We Have Always Lived in the Castle
Author: Shirley Jackson
Length: 5.5 hours
Narrator: Bernadette Dunne
Publisher: Blackstone Audio
Original Publication Date: 1962
Genre(s): Classics, Gothic, Fiction
“The people of the village have always hated us.”
The Blackwoods have lived in the house upon the hill for generations. There used to be more Blackwoods, but now there’s only three: Mary Katherine (who goes by Merricat), her sister Constance, and their Uncle Julian. The other Blackwoods were killed years ago by poison, a crime Constance was accused of and then acquitted. But the people in the village still blame Constance, and though they’ve never liked the Blackwoods, now their hatred is tenfold. And then one day, distant cousin Charles Blackwood shows up with intentions of helping around the house. Constance may be fooled by his charming exterior, but Merricat knows Charles has sinister intentions. She must get rid of him, any way she can.
This is the first non-contemporary I’ve decided to listen to on audiobook. Contemporaries are easy breezy, which is why listening to them doesn’t bother me. But I like to actually read the classics, because I think there’s more substance to those texts, and more I want to take in and analyze. But I had nothing else to listen to, and this was such a short book, that I caved. And I enjoyed listening to this story so much that I’m in desperate need of purchasing a physical copy for a re-read.
We Have Always Lived in the Castle is told in first-person POV from Merricat’s perspective. Merricat is perhaps the most eccentric narrator I’ve ever experienced. Just to give you an example, here is the opening paragraph of the book:
“My name is Mary Katherine Blackwood. I’m 18 years old, and I live with my sister Constance. I have often thought that with any luck at all, I could have been born a werewolf because the two middle fingers on both my hands are the same length, but I have had to be content with what I have. I dislike washing myself, and dogs, and noise. I like my sister Constance, Richard Plantagenet, and Amanita phalloides, the death-cap mushroom. Everyone else in my family is dead.”
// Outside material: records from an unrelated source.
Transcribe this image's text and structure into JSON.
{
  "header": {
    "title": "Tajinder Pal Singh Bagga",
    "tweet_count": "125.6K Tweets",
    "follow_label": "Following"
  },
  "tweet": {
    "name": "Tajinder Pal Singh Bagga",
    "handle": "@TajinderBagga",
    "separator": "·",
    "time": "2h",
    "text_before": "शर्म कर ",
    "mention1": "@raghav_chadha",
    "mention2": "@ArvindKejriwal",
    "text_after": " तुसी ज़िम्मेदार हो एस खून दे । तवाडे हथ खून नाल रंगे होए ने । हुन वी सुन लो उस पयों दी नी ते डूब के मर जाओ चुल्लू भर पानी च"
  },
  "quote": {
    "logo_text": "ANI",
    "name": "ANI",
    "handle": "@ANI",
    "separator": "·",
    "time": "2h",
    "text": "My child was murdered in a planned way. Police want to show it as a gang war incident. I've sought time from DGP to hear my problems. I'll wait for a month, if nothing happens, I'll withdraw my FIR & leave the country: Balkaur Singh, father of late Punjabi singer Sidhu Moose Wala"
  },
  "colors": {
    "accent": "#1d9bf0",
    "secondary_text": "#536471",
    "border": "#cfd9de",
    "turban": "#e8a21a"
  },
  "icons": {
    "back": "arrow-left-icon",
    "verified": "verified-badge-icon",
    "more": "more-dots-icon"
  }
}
Isn’t she so endearing???? I actually really love her, despite how psychopathic she is. What makes her especially interesting, though, is her voice. She mentions right off the bat that she’s eighteen years old, but her voice is very young and immature. Her perspective reads as if from a twelve-year-old, instead—the age she was when her family was killed. It’s unclear whether these events stunted her emotional growth, or if she’d always been somewhat limited. To be honest, most things are unclear in this novel, which is what makes it so great.
Most readers can assume early on who poisoned the Blackwood family, so the book isn’t necessarily a mystery but more a psychological exploration of the Blackwoods, as well as a commentary on small towns. Whereas Merricat is eccentric, morbid, and strange, Constance is timid, agoraphobic, and mild mannered. The two are contrasts, but their love for each other is boundless, and I guess the story is also about their relationship, as well. There are so many things to explore in this novel, and I hope to read more into them when buying a copy for myself.
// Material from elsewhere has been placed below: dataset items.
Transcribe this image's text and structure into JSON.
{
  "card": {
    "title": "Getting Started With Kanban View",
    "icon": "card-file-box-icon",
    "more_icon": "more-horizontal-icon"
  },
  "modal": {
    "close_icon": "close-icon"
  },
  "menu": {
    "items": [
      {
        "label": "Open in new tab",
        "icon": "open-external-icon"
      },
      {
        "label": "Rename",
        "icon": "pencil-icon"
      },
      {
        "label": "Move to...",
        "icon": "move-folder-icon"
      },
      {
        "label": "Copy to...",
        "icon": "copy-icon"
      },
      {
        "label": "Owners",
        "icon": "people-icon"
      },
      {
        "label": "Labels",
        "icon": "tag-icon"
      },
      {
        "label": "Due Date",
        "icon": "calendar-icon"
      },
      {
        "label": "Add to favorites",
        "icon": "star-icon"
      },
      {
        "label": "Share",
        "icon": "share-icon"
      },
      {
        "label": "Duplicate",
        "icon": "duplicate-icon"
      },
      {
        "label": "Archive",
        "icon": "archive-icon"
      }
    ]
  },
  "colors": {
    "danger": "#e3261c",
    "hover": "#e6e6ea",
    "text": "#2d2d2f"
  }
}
This being my first venture into Jackson’s literature, I’m very eager to read more, especially The Haunting of Hill House. I am blown away at Jackson’s writing and want to know everything about her. We Have Always Lived in the Castle is such a strange novel, but it’s an interesting one worth exploring, especially if you love creepy vibes, eccentric characters, and unreliable narrators. I had no qualms about the novel, nor can I find anything I disliked. We’re still 3 months away from Halloween, but this is a creepy little story you’ll want to read in the middle of summer, anyway.
–“I remember that I stood on the library steps holding my books and looking for a minute at the soft hinted green in the branches against the sky and wishing, as I always did, that I could walk home across the sky instead of through the village.”